The modern public health victories we now take for granted grew out of rigorous, U.S.-led biomedical research that insisted on careful testing before new treatments reached patients. Breakthroughs in prenatal care, neonatal intensive care, antibiotics, and chronic disease management have extended life expectancy and transformed once fatal diagnoses into manageable conditions. Vaccines turned once common childhood killers like polio and rubella into distant memories and helped drive the global eradication of smallpox. This is what progress looks like when our country treats research as a cornerstone of public health.
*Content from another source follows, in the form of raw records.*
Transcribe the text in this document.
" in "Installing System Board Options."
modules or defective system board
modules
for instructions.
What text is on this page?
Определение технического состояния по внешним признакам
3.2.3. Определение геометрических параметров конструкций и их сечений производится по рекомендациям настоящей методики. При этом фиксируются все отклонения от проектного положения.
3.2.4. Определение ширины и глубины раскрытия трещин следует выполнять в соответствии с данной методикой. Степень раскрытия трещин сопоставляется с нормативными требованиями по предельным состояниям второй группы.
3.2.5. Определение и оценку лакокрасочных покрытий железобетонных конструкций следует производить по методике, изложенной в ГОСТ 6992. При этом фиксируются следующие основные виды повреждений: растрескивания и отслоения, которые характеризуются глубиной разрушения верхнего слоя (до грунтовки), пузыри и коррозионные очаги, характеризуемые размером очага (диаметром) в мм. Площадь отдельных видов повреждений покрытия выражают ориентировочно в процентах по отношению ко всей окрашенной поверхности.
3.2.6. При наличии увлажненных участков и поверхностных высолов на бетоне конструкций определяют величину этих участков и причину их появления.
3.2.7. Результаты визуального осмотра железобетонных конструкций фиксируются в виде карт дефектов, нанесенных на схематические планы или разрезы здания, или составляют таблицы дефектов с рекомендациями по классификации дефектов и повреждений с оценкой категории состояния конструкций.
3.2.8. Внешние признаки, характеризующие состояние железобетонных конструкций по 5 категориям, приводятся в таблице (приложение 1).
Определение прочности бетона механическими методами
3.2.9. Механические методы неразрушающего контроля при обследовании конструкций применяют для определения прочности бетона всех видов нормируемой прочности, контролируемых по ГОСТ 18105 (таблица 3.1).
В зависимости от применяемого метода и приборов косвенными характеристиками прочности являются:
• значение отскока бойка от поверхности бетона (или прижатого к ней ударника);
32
But today, that foundation is under strain. The Cure Coalition recognizes a growing research crisis, where essential tools and established approaches are at risk of being replaced by less-proven methods — known as new approach methodologies, or NAMS — due to political pressure. As a result, U.S. research continues to move overseas, which can lead to bypassing some of the critical preclinical work needed to answer basic safety questions before medicines reach the public. When we allow foreign governments to control our research and development pipeline, we lose transparency, independent oversight, and the ability to demand the highest standards for American families.
This is not an abstract concern, but a direct threat to our legacy of public health leadership. A weakened research infrastructure means lifesaving studies of childhood cancers, rare diseases, and complex conditions are delayed, scaled back, or never launched. Families cannot afford a world where their children become the first reliable safety test because proper research was outsourced or abandoned. Offshoring also deepens our dependence on fragile global supply chains, where disruptions abroad show up as medication and supply shortages on U.S. pharmacy shelves and in our hospitals.
National Public Health Week asks us to honor the systems that keep our communities safe. A resilient, transparent, U.S.-based biomedical research ecosystem is one of those systems. It protects patients by demanding evidence, not assumptions; gold standard testing, not shortcuts; and accountability we can actually enforce. This week and every week, The Cure Coalition is calling on policymakers, federal agencies, and all Americans to treat the offshoring of research and erosion of standards as the public health emergency it is. If we act now, we can keep lifesaving innovation — and the responsibility for doing it right — here at home.